In the prior exercises we used a unit cell that looked like (K1,K2,K3) as this is the smallest repeating pattern. Now in part 4 we get a symmetric matrix and we make a symmetry argument [1,1,1]^T [1,a,1]^T [1,a,-1]^T which I agree is valid. But what confuses me is that now we have a unit cell (K1,K1,K3) if we take K1=K2 and ka=0. Which is assymetric so no symmetry argument can be made for this specific unit cell. So the question is:

Am I allowed to shift the unit cell to (K1,K3,K1) as if you see this pattern stays the same and now the symmetry argument can still be made?

….K3)(K1,K1,K3)(K1,K1,K3)(K1,K1,K3)(K1,….=….K1)(K1,K3,K1)(K1,K3,K1)(K1,K3….

Or does this change the physics of the equations of motion? In my opinion it does change the physics but I just don’t understand why a symmetry argument can be made for a asymetric unit cell.

If anyone understands this I would like a response. Thank you!

Or am I looking at it wrong? should I look at system as K3–m–K1–m–K1–m–K3 for a (K1,K1,K3) unit cell. Because if I shift my unit cell to (K1,K3,K1) I get K1–m–K1–m–K3–m–K1 which is not symmetric. Since my eigenvectors can only describe the motion of 3 masses. The masses determine the symmetry.

Absolutely, you are allowed to shift the unit cell. That must be possible because it does not change the physics; it only changes how we label the same infinite chain.

However, you do not need to shift it here. The symmetry is already present if you include the springs to the neighboring unit cells. For ka=0, all unit cells move in phase. So the unit cell to the left and the unit cell to the right have the same displacements as the one we are looking at.

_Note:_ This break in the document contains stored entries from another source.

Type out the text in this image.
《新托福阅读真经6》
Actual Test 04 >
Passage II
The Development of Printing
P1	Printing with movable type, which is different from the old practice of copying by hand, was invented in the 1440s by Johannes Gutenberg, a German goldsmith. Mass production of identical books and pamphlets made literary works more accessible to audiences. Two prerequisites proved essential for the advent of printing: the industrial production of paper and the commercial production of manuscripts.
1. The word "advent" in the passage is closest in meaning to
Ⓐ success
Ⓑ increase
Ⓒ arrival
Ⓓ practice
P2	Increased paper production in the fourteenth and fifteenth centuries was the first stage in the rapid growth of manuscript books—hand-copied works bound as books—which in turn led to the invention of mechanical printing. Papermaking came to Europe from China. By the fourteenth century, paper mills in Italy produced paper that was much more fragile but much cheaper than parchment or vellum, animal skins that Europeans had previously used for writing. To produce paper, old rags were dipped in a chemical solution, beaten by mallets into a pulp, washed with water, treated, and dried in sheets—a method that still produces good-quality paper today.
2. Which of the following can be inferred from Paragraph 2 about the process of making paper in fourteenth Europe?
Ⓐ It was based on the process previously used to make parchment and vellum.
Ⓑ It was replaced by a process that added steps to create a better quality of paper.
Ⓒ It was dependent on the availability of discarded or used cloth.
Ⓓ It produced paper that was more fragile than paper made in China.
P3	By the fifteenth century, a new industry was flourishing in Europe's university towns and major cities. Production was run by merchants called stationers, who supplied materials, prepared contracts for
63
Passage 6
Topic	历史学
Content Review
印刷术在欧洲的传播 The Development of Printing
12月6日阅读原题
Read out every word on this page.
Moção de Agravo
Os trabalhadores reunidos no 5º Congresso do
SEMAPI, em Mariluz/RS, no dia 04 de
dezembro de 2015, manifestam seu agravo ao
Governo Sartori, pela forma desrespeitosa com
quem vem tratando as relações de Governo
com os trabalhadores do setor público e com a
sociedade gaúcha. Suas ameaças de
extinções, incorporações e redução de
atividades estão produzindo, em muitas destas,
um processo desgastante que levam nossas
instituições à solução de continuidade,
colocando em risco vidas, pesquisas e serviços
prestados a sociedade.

Now set \kappa_1=\kappa_2=\kappa. Then atom 1 and atom 3 have equivalent environments: atom 1 is connected to atom 2 by \kappa and to atom 3 in the previous cell by \kappa_3, while atom 3 is connected to atom 2 by \kappa and to atom 1 in the next cell by \kappa_3.

That is why the spring matrix is symmetric under exchanging atoms 1 and 3. So we can choose eigenvectors that are symmetric or antisymmetric under this exchange:

[1,a,1]^T

or

[1,0,-1]^T.

The middle entry is zero in the antisymmetric vector because atom 2 maps onto itself. If the whole vector changes sign under the exchange, then u_2=-u_2, so u_2=0.

So: shifting the unit cell is allowed, but the symmetry argument already works in the original unit cell once you include the neighboring cells and use ka=0.